Het plangebied betreft een wigvormig gebied, dat tot nog toe onbebouwd is. Het plangebied wordt van de rest van de wijk gescheiden door een watergang met een groenstrook. Dit water en groen is onderdeel van de robuuste water- en groenstructuur van de wijk Waldijk. Ten zuiden van deze watergang zal aan de Kruiskamplaan bebouwing in een vrij dichte strook worden gerealiseerd. Hiermee wordt de wijk Waldijk afgerond, en waardoor het plangebied ruimtelijk een sterkere relatie met het buitengebied gaat krijgen.

2.2.2 Functionele situatie

Het plangebied grenst direct aan het woongebied Waldijk, die samen met de wijk Kleis één van de grote woonwijken vormt. Naast woonbuurten omvatten de wijken Waldijk en Kleis ook verschillende andere functies. Maatschappelijke functies, zoals een basisschool, kinderopvang en een gezondheidscentrum met onder andere een huisartsenpraktijk en een apotheek, zijn geconcentreerd in het zuidwestelijke deel van Waldijk op ruim 400 m van het plangebied. Daarnaast is in de wijk De Kleis een supermarkt aanwezig. Deze ligt nabij het station, op ongeveer 600 m van het plangebied. Overige winkelvoorzieningen liggen in de kern Uitgeest. Direct noordwestelijk van het plangebied liggen de tennisvelden van de Tennisclub Uitgeest.

Plangebied 

Binnen de ontwikkeling Waldijk was het plangebied beoogd als kantorenlocatie. Deze functie is echter nooit gerealiseerd binnen het plangebied. De locatie is gebruikt als gronddepot voor de uitbreidingswijk Waldijk en voor de opslag van bouwmaterialen. De zuidrand van het plangebied, die grenst aan het water, is groen ingericht.

2.3 Toekomstige situatie

Voorgeschiedenis

Voor het plangebied was een programma voorzien dat uitging van de realisatie van 50 startersappartementen. Deze zouden worden opgericht in drie gebouwen die haaks op de spoorlijn gerealiseerd. tijdens de crisis bleek dit programma niet uitvoerbaar. Recent heeft Scholtens Projecten het plan middels een tender verworven en verder opgepakt. Zij heeft ervoor gekozen het project enigszins gewijzigd uit te voeren.
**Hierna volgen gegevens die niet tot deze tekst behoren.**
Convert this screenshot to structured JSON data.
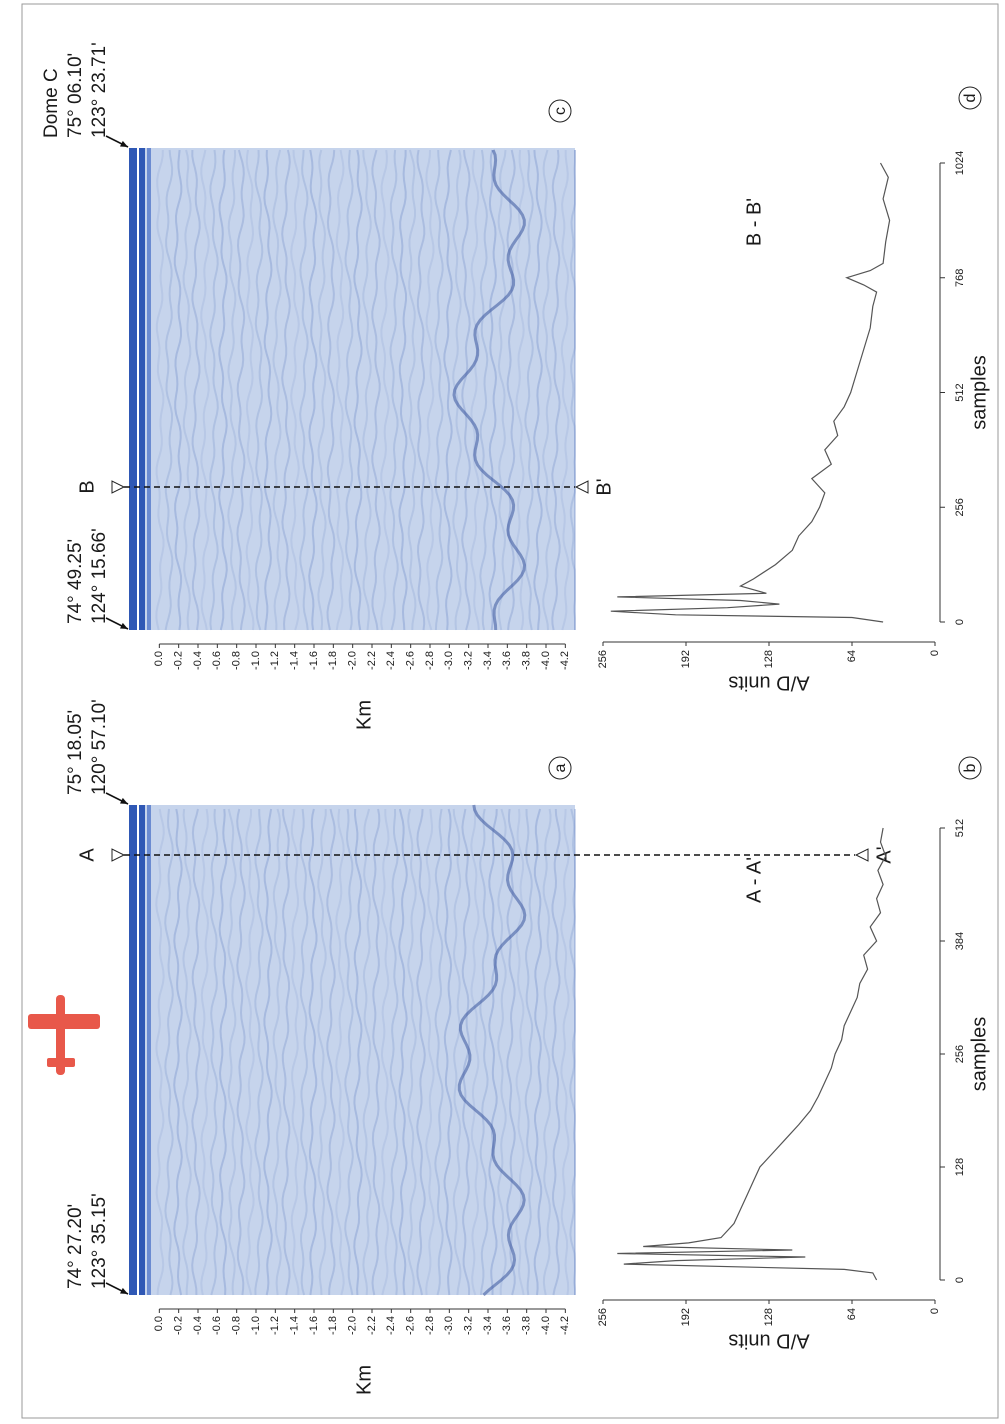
{
  "chart_data": [
    {
      "type": "radargram",
      "panel": "a",
      "ylabel": "Km",
      "ylim": [
        0.2,
        -4.3
      ],
      "yticks": [
        {
          "value": 0,
          "label": "0.0"
        },
        -0.2,
        -0.4,
        -0.6,
        -0.8,
        {
          "value": -1,
          "label": "-1.0"
        },
        -1.2,
        -1.4,
        -1.6,
        -1.8,
        {
          "value": -2,
          "label": "-2.0"
        },
        -2.2,
        -2.4,
        -2.6,
        -2.8,
        {
          "value": -3,
          "label": "-3.0"
        },
        -3.2,
        -3.4,
        -3.6,
        -3.8,
        {
          "value": -4,
          "label": "-4.0"
        },
        -4.2
      ],
      "start_coords": [
        "74° 27.20'",
        "123° 35.15'"
      ],
      "end_coords": [
        "75° 18.05'",
        "120° 57.10'"
      ],
      "section": [
        "A",
        "A'"
      ]
    },
    {
      "type": "line",
      "panel": "b",
      "title": "A - A'",
      "xlabel": "samples",
      "ylabel": "A/D units",
      "color": "#555555",
      "xlim": [
        0,
        512
      ],
      "xticks": [
        0,
        128,
        256,
        384,
        512
      ],
      "ylim": [
        0,
        256
      ],
      "yticks": [
        0,
        64,
        128,
        192,
        256
      ],
      "x": [
        0,
        8,
        12,
        18,
        22,
        26,
        30,
        34,
        38,
        42,
        48,
        56,
        64,
        80,
        96,
        112,
        128,
        144,
        160,
        176,
        192,
        208,
        224,
        240,
        256,
        272,
        288,
        304,
        320,
        336,
        352,
        368,
        384,
        400,
        416,
        432,
        448,
        464,
        480,
        496,
        512
      ],
      "values": [
        45,
        48,
        70,
        240,
        200,
        100,
        245,
        110,
        225,
        190,
        165,
        160,
        155,
        150,
        145,
        140,
        135,
        125,
        115,
        105,
        96,
        90,
        85,
        80,
        77,
        72,
        70,
        65,
        60,
        58,
        52,
        55,
        45,
        50,
        42,
        45,
        40,
        44,
        38,
        42,
        40
      ]
    },
    {
      "type": "radargram",
      "panel": "c",
      "ylabel": "Km",
      "ylim": [
        0.2,
        -4.3
      ],
      "yticks": [
        {
          "value": 0,
          "label": "0.0"
        },
        -0.2,
        -0.4,
        -0.6,
        -0.8,
        {
          "value": -1,
          "label": "-1.0"
        },
        -1.2,
        -1.4,
        -1.6,
        -1.8,
        {
          "value": -2,
          "label": "-2.0"
        },
        -2.2,
        -2.4,
        -2.6,
        -2.8,
        {
          "value": -3,
          "label": "-3.0"
        },
        -3.2,
        -3.4,
        -3.6,
        -3.8,
        {
          "value": -4,
          "label": "-4.0"
        },
        -4.2
      ],
      "start_coords": [
        "74° 49.25'",
        "124° 15.66'"
      ],
      "end_coords": [
        "Dome C",
        "75° 06.10'",
        "123° 23.71'"
      ],
      "section": [
        "B",
        "B'"
      ]
    },
    {
      "type": "line",
      "panel": "d",
      "title": "B - B'",
      "xlabel": "samples",
      "ylabel": "A/D units",
      "color": "#555555",
      "xlim": [
        0,
        1024
      ],
      "xticks": [
        0,
        256,
        512,
        768,
        1024
      ],
      "ylim": [
        0,
        256
      ],
      "yticks": [
        0,
        64,
        128,
        192,
        256
      ],
      "x": [
        0,
        10,
        16,
        24,
        32,
        40,
        48,
        56,
        64,
        80,
        96,
        128,
        160,
        192,
        224,
        256,
        288,
        320,
        352,
        384,
        416,
        448,
        480,
        512,
        560,
        608,
        656,
        704,
        736,
        752,
        768,
        784,
        800,
        848,
        896,
        944,
        992,
        1024
      ],
      "values": [
        40,
        64,
        200,
        250,
        160,
        120,
        150,
        245,
        130,
        150,
        140,
        123,
        110,
        105,
        95,
        89,
        85,
        95,
        80,
        85,
        75,
        78,
        70,
        65,
        60,
        55,
        50,
        48,
        45,
        55,
        68,
        50,
        40,
        38,
        35,
        40,
        36,
        42
      ]
    }
  ]
}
afbeelding "i_NL.IMRO.0450.BPAppSmallek2018-VS01_0002.png"

2.3.1 Ruimtelijke situatie

Het nieuwe plan is ruimtelijk grotendeels gebaseerd op de oorspronkelijke opzet. De bebouwing bestaat uit drie bouwblokken, A, B en C, die haaks op het spoor staan. Blok C is het meest noordelijke blok. Met name in de openbare ruimte zijn wijzigingen doorgevoerd. Ten opzichte van de oorspronkelijke plannen is de beleefbaarheid van het water vergroot. In eerste instantie was gekozen voor een grote waterpartij ten oosten van blok A, en dus buiten het woongebied. In de nieuwe opzet is het water het woongebied in getrokken. Tussen blok A en B is water gerealiseerd. De bewoners van de omliggende appartementen krijgen de kans om hier een bootje aan te meren.
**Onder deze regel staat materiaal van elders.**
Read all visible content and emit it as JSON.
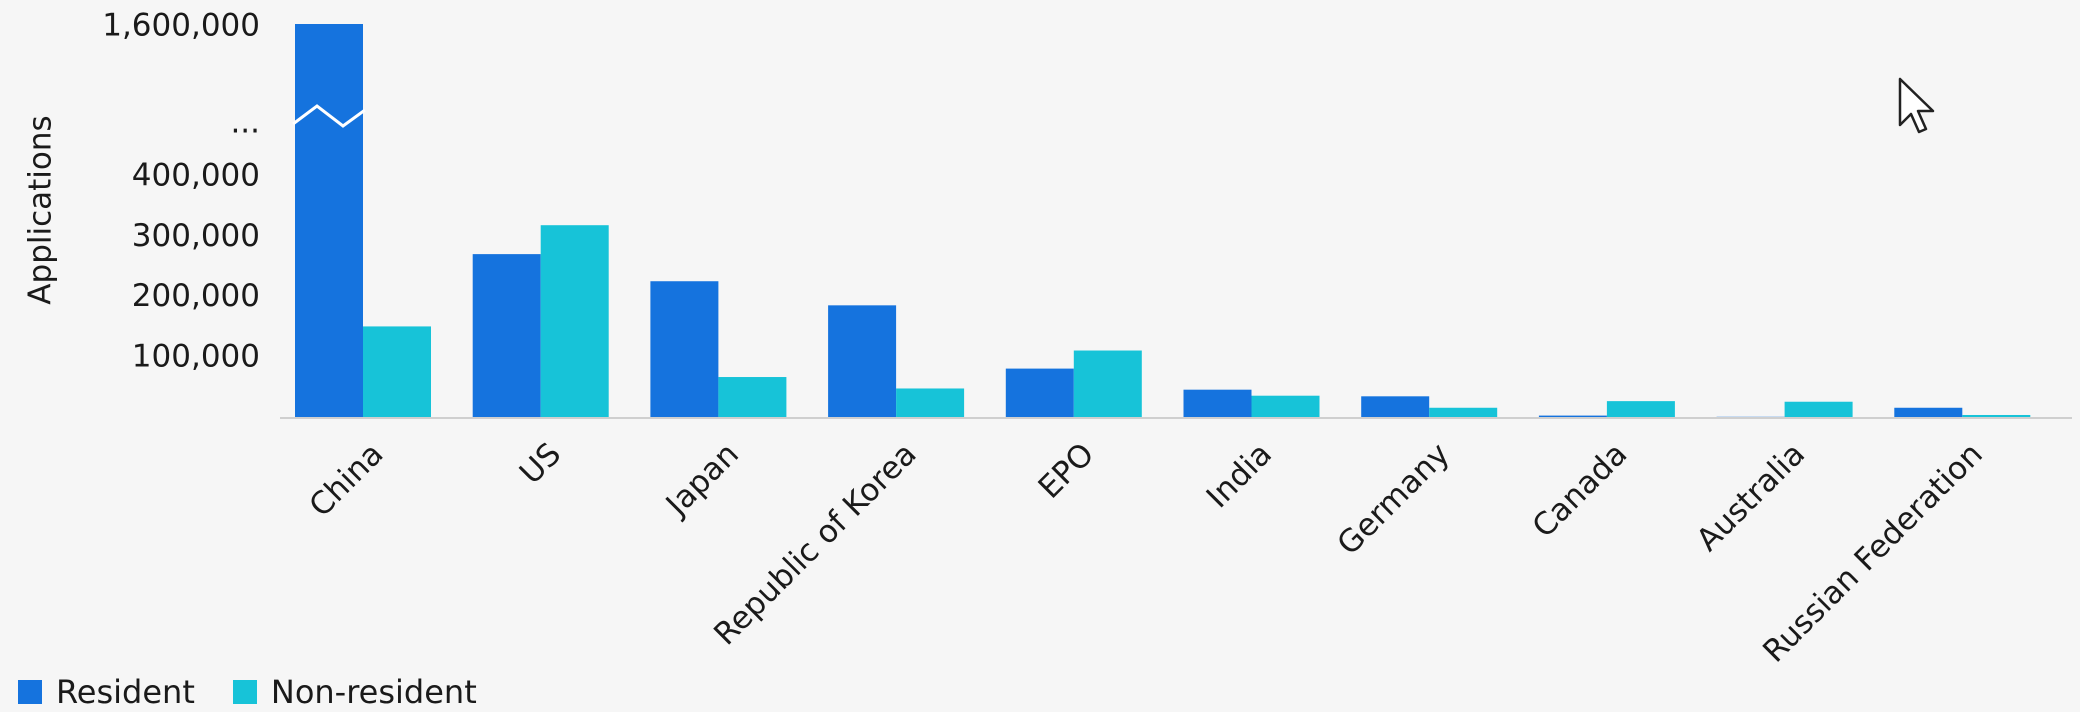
{
  "chart_data": {
    "type": "bar",
    "title": "",
    "xlabel": "",
    "ylabel": "Applications",
    "categories": [
      "China",
      "US",
      "Japan",
      "Republic of Korea",
      "EPO",
      "India",
      "Germany",
      "Canada",
      "Australia",
      "Russian Federation"
    ],
    "series": [
      {
        "name": "Resident",
        "color": "#1573de",
        "values": [
          1600000,
          272000,
          227000,
          187000,
          82000,
          47000,
          36000,
          4000,
          2000,
          17000
        ]
      },
      {
        "name": "Non-resident",
        "color": "#17c3d8",
        "values": [
          152000,
          320000,
          68000,
          49000,
          112000,
          37000,
          17000,
          28000,
          27000,
          5000
        ]
      }
    ],
    "y_ticks": [
      {
        "value": 100000,
        "label": "100,000"
      },
      {
        "value": 200000,
        "label": "200,000"
      },
      {
        "value": 300000,
        "label": "300,000"
      },
      {
        "value": 400000,
        "label": "400,000"
      },
      {
        "value": null,
        "label": "..."
      },
      {
        "value": 1600000,
        "label": "1,600,000"
      }
    ],
    "axis_break": {
      "from": 450000,
      "to": 1550000
    },
    "ylim": [
      0,
      1600000
    ],
    "grid": false,
    "legend_position": "bottom-left"
  },
  "cursor_icon": "mouse-pointer-icon"
}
Aan de oostzijde en zuidzijde is meer ruimte gereserveerd voor landschappelijke inpassing. Aan de oostzijde worden grondwallen en rietoevers gerealiseerd. Hiermee wordt de privacy van de bewoners gegarandeerd. Aan de zuidzijde, aangrenzend aan blok A, komen tuinen. Hiermee wordt de landschaps- en waterbeleving vergroot. Ook de woningen op de begane grond van blok C wordt een kleine tuin geboden.
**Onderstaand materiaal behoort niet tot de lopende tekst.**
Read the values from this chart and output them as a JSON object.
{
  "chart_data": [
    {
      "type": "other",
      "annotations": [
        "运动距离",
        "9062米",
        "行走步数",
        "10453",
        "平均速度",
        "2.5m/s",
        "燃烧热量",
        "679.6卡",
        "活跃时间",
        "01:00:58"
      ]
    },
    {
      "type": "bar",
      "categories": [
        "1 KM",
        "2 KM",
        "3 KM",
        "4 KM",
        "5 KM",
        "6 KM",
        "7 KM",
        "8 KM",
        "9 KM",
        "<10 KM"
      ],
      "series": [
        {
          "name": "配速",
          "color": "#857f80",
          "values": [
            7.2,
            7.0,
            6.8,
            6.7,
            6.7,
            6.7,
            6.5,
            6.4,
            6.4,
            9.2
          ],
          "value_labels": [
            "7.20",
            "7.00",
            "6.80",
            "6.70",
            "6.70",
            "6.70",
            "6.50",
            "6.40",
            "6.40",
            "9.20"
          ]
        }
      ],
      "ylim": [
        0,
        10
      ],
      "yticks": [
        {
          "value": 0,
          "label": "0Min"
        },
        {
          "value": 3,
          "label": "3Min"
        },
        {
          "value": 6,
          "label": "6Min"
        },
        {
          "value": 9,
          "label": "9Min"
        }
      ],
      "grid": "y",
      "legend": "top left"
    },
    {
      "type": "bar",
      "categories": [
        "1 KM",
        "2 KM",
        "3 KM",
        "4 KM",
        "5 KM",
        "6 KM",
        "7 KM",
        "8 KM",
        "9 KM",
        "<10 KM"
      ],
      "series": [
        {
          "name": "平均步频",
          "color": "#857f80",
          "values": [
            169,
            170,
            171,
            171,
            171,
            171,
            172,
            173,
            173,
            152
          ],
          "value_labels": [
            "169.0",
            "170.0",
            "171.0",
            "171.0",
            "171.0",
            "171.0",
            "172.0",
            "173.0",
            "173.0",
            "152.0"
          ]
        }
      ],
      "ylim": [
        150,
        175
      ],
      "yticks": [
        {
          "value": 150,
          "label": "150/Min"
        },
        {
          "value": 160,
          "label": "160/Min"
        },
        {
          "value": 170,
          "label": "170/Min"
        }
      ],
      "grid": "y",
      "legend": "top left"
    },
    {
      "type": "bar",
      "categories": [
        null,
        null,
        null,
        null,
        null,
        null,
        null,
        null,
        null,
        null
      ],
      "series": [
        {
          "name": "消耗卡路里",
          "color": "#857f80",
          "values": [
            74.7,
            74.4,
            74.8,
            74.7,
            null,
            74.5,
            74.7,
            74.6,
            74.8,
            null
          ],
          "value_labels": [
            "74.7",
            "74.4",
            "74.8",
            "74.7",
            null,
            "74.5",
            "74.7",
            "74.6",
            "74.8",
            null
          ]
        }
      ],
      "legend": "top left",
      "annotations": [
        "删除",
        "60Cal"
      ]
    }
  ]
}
2.3.2 Functionele situatie

De huidige plannen gaan uit van 3 appartementencomplexen komen met in totaal 52 appartementen. Deze appartementen zijn niet zozeer gericht op starters, zoals in de oorspronkelijke plannen. De woningen worden levensloopbestendig uitgevoerd, en zijn daarmee geschikt voor verschillende doelgroepen. Er is ook nadrukkelijk gekozen om meer kwaliteit te bieden aan de bewoners. Die kwaliteit wordt geboden op woningniveau, maar ook in de inrichting van de openbare ruimte. Onder andere door het aanbieden van ligplaatsen en tuinen bij verschillende woningen.

2.4 Verkeer en parkeren

Verkeer

Het programma gaat uit van 52 appartementen. Uitgaande van 6 mvt/etmaal per woning, bedraagt de verkeersgeneratie 312 mvt/etmaal. De bestaande ontsluitingswegen zijn toereikend om dit extra verkeer te verwerken.

Parkeren

De parkeernorm is gesteld op 1,5 parkeerplaats per appartement. Dat betekent dat er 78 parkeerplaatsen benodigd zijn. Deze zullen binnen het plangebied gerealiseerd worden. Het parkeren is deels opgelost met een ondergrondse parkeervoorziening onder blok A. Verder wordt tussen blok B en C een parkeerkoffer aangelegd en wordt bij de entree van het gebied een strook met bezoekersparkeren aangebracht.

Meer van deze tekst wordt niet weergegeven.